Aujourd’hui, faire ses courses et s’alimenter ne sont plus des actes anodins. Consommer signifie faire des choix de consommation, et ceux-ci ont un impact direct sur les aspects économiques, sociaux et environnementaux de notre quotidien et de notre avenir.

Il s’agit donc d’une réflexion globale qui ne résume pas à un produit biologique moins cher dans son assiette.
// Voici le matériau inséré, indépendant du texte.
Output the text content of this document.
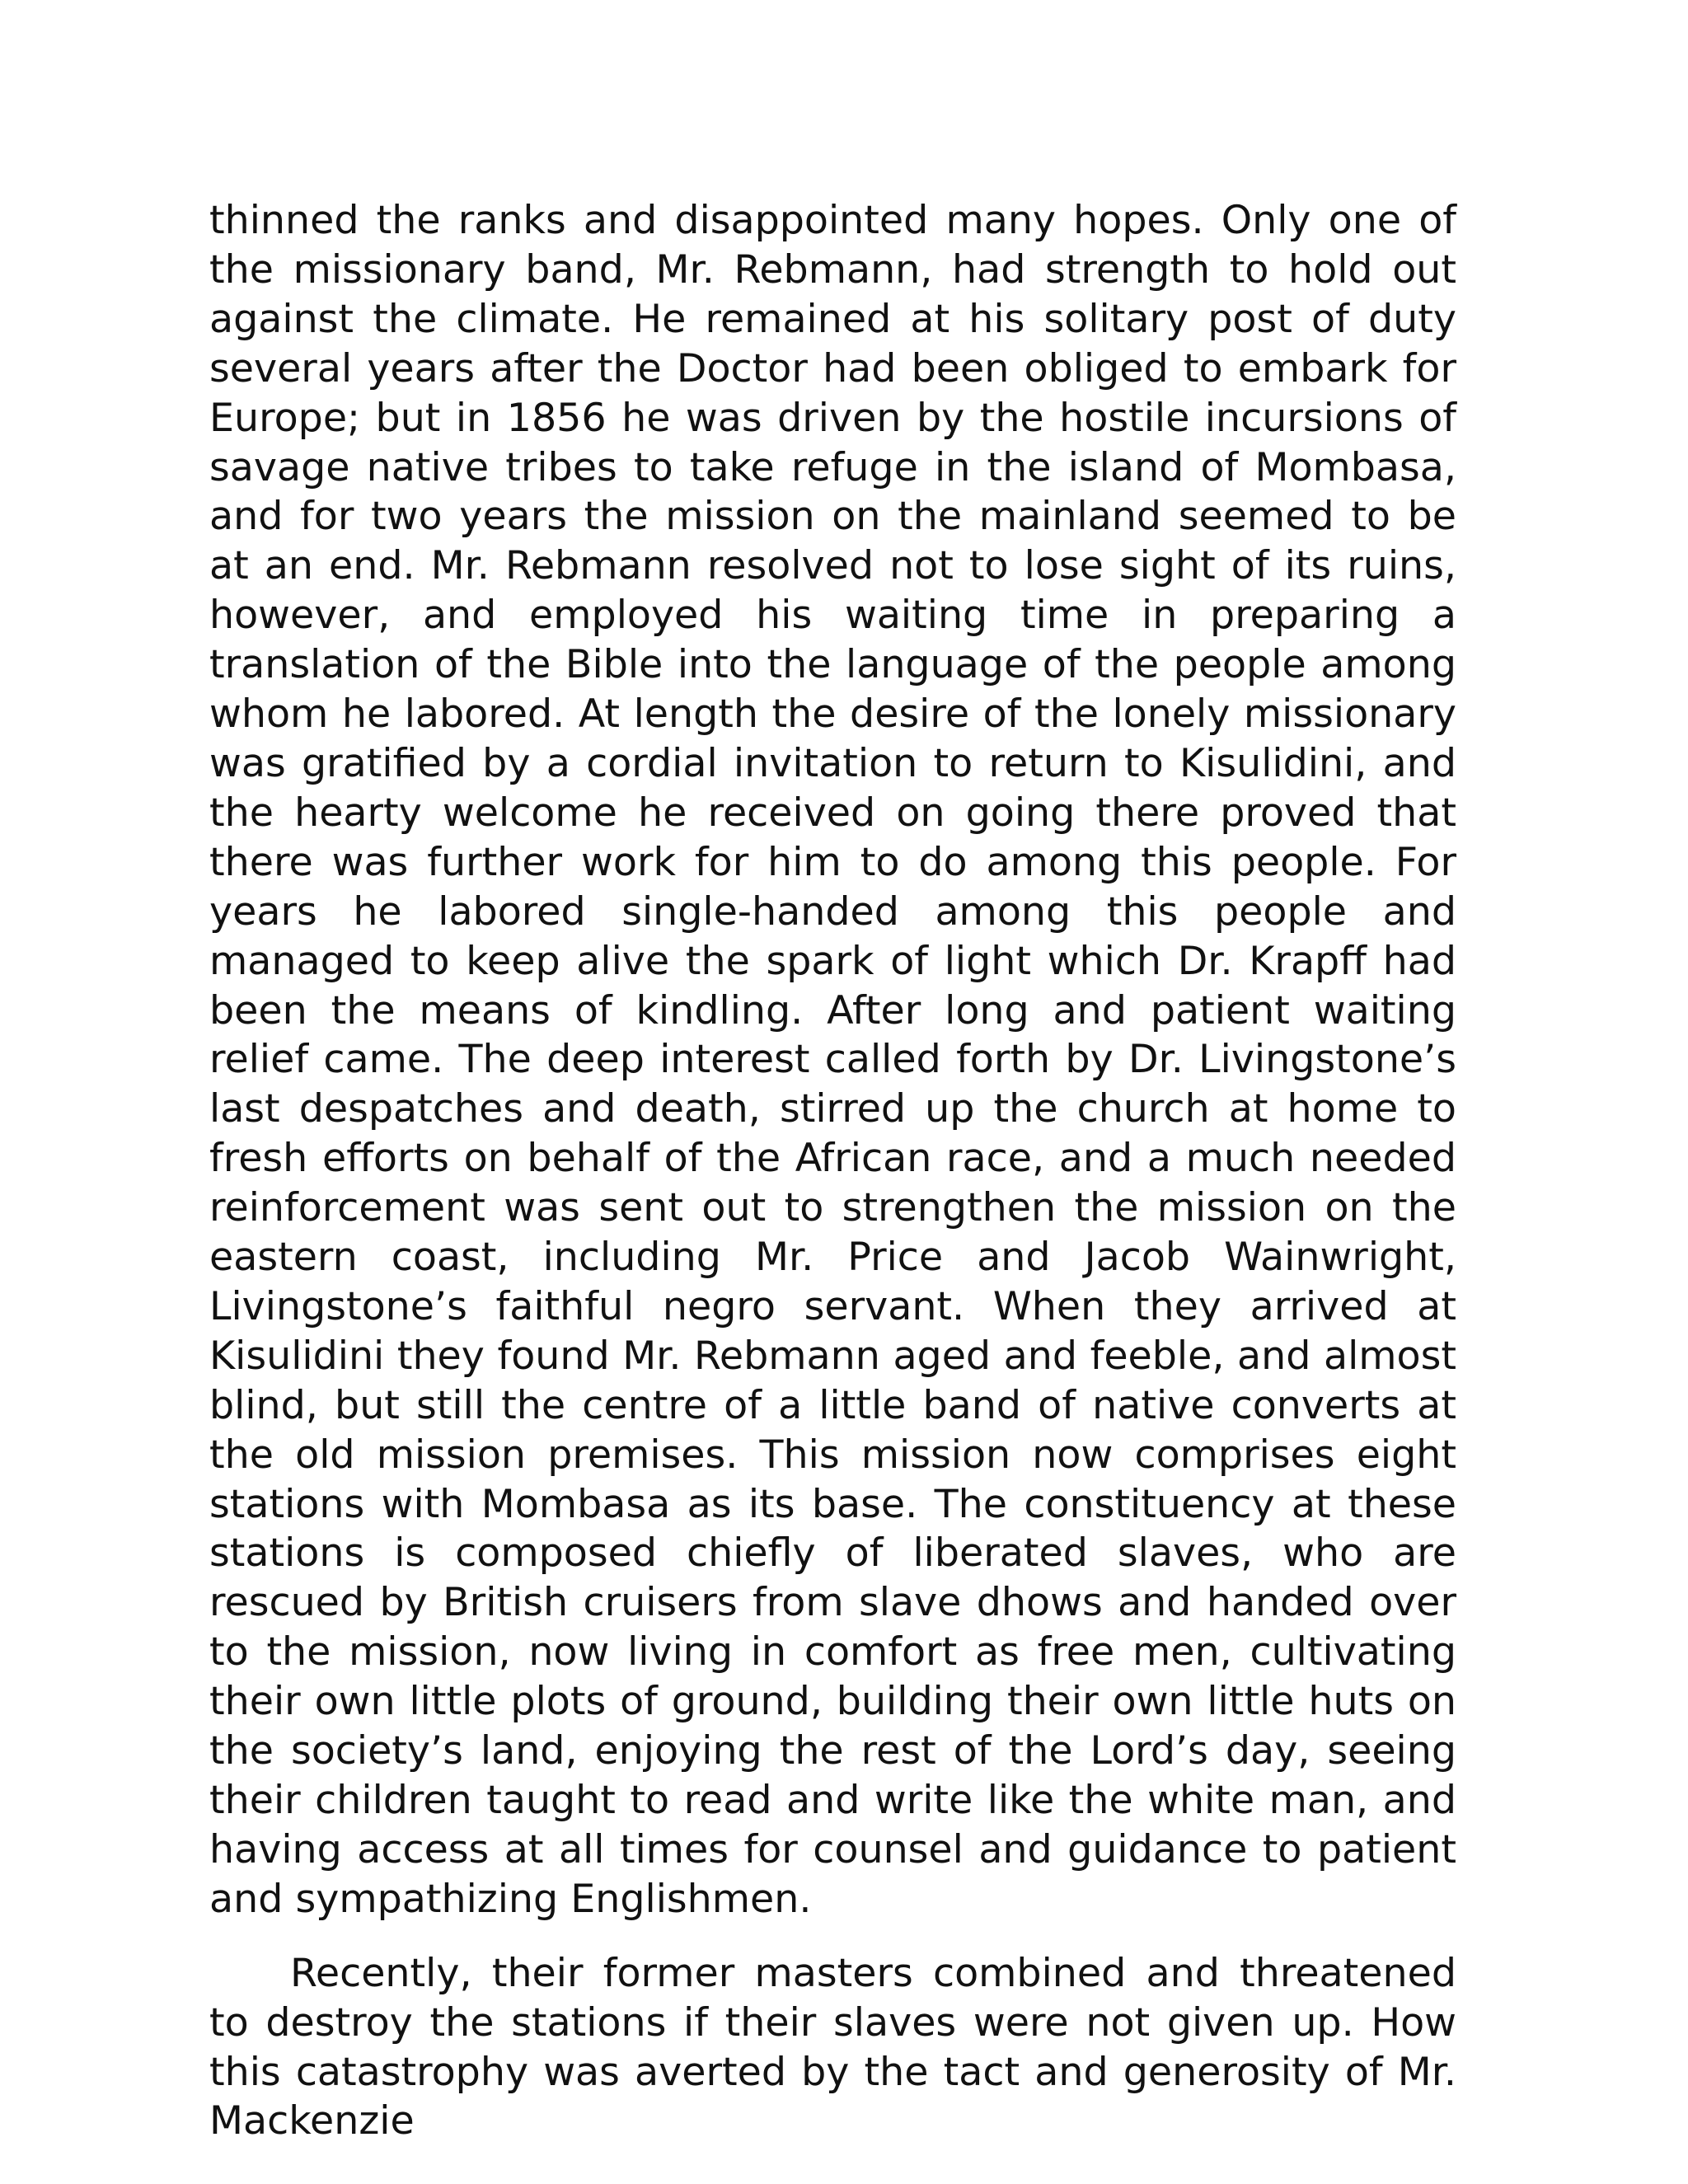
thinned the ranks and disappointed many hopes. Only one of the missionary band, Mr. Rebmann, had strength to hold out against the climate. He remained at his solitary post of duty several years after the Doctor had been obliged to embark for Europe; but in 1856 he was driven by the hostile incursions of savage native tribes to take refuge in the island of Mombasa, and for two years the mission on the mainland seemed to be at an end. Mr. Rebmann resolved not to lose sight of its ruins, however, and employed his waiting time in preparing a translation of the Bible into the language of the people among whom he labored. At length the desire of the lonely missionary was gratified by a cordial invitation to return to Kisulidini, and the hearty welcome he received on going there proved that there was further work for him to do among this people. For years he labored single-handed among this people and managed to keep alive the spark of light which Dr. Krapff had been the means of kindling. After long and patient waiting relief came. The deep interest called forth by Dr. Livingstone’s last despatches and death, stirred up the church at home to fresh efforts on behalf of the African race, and a much needed reinforcement was sent out to strengthen the mission on the eastern coast, including Mr. Price and Jacob Wainwright, Livingstone’s faithful negro servant. When they arrived at Kisulidini they found Mr. Rebmann aged and feeble, and almost blind, but still the centre of a little band of native converts at the old mission premises. This mission now comprises eight stations with Mombasa as its base. The constituency at these stations is composed chiefly of liberated slaves, who are rescued by British cruisers from slave dhows and handed over to the mission, now living in comfort as free men, cultivating their own little plots of ground, building their own little huts on the society’s land, enjoying the rest of the Lord’s day, seeing their children taught to read and write like the white man, and having access at all times for counsel and guidance to patient and sympathizing Englishmen.

Recently, their former masters combined and threatened to destroy the stations if their slaves were not given up. How this catastrophy was averted by the tact and generosity of Mr. Mackenzie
Le choix des produits et des producteurs se fait sur plusieurs critères : les produits sont tous biologiques, non industriels, sans violence salariale, produits à proxi- mité en priorité, etc.

Notre intérêt n’est pas de vendre car nous ne dégageons aucune marge sur les produits. Cela peut aider des producteurs à se maintenir et cela permet aussi de raisonner autrement.
De raisonner en équivalent de richesse.Les courses nous prennent une soirée et non 15 minutes sur internet, par contre quel enrichissement que de se rencontrer et de vivre ensemble tout simplement.

Se fournir en produits écologiquement et socialement sains, répondant aux critères établis par la coopérative.

Participer à la mise en place d’un réseau de coopératives alimentaires pour des échanges de contacts, de retours d’expériences et de réflexions.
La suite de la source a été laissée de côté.